Thursday, May 21, 2009

Valeria's Last Stand





Now here's someone you gotta love! Marc Fitten, author of the newly published Valeria's Last Stand, is not only a good writer but also a good guy! As he tours to do readings for his novel (which I'll tell you about in a minute), he has committed to visiting 100 independent bookstores along the way! Some he's reading at, some he's just visiting. And then he's blogging about what makes them special. Well, we think Marc is special for his support of independent bookstores!

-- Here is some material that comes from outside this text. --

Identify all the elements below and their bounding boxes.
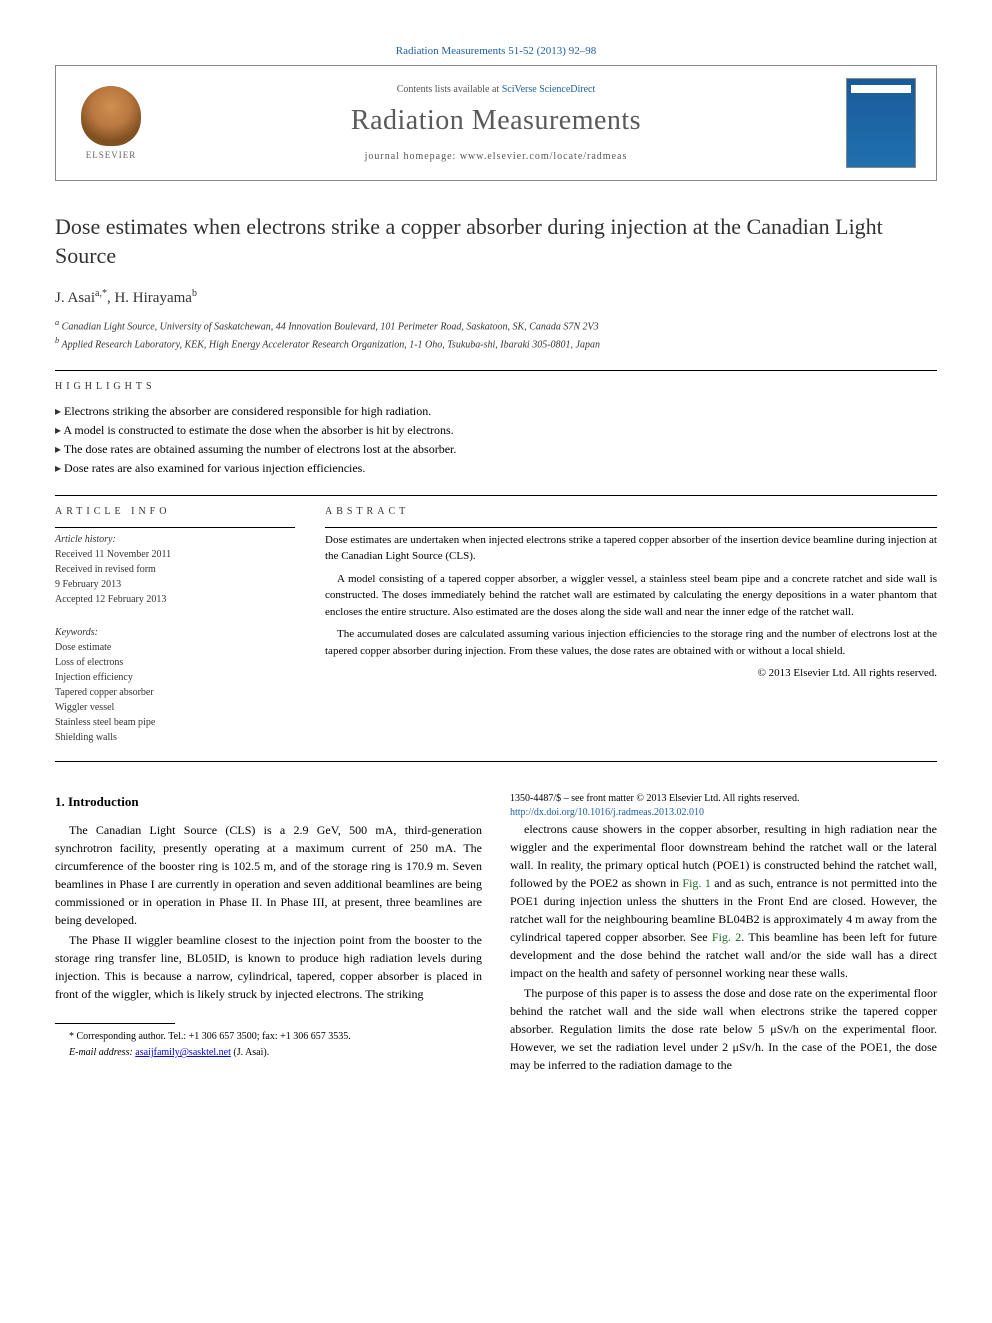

His debut novel tells the story of Valeria, a spinster living in a backwater Hungarian village and harrumphing her way through life with equal disdain for the new, the old, the foreign, and the familiar. You get a sense of Valeria from the opening lines: "Valeria never whistled. Nor did she approve of people who did. In sixty-eight years,what Valeria had learned to be a truth about character was that people who whistled were crass. Whistlers were untrustworthy and irresponsible. They were shiftless. They were common. Butchers whistled. Peasants also. When they were supposed to be tending to their fields or completing any number of tasks peasants are meant to complete, Valeria was certain she could find them instead with their chins wet from a half liter of beer, sitting in the village's tavern, whistling at the slutty proprietress, and telling off-color jokes." You get the picture.

But then something happens that changes Valeria's outlook, which in turns unravels the fabric of the entire village: she falls for the village potter. This celebration of late-flowering love set against a background of burgeoning capitalism is sure to warm the hearts of even the most committed curmudgeon.

Reviewers have called this book "a beautiful debut" and full of "wisdom, warmth, and humor." Gary Shteyngart, author of Absurdistan and The Russian Debutante's Handbook, had this to say: "Subtle and brilliant....A thoughtful, skillfully drawn portrait of one woman, one village, and one country. Marc Fitten is a writer to watch." And to read. Come see for yourself!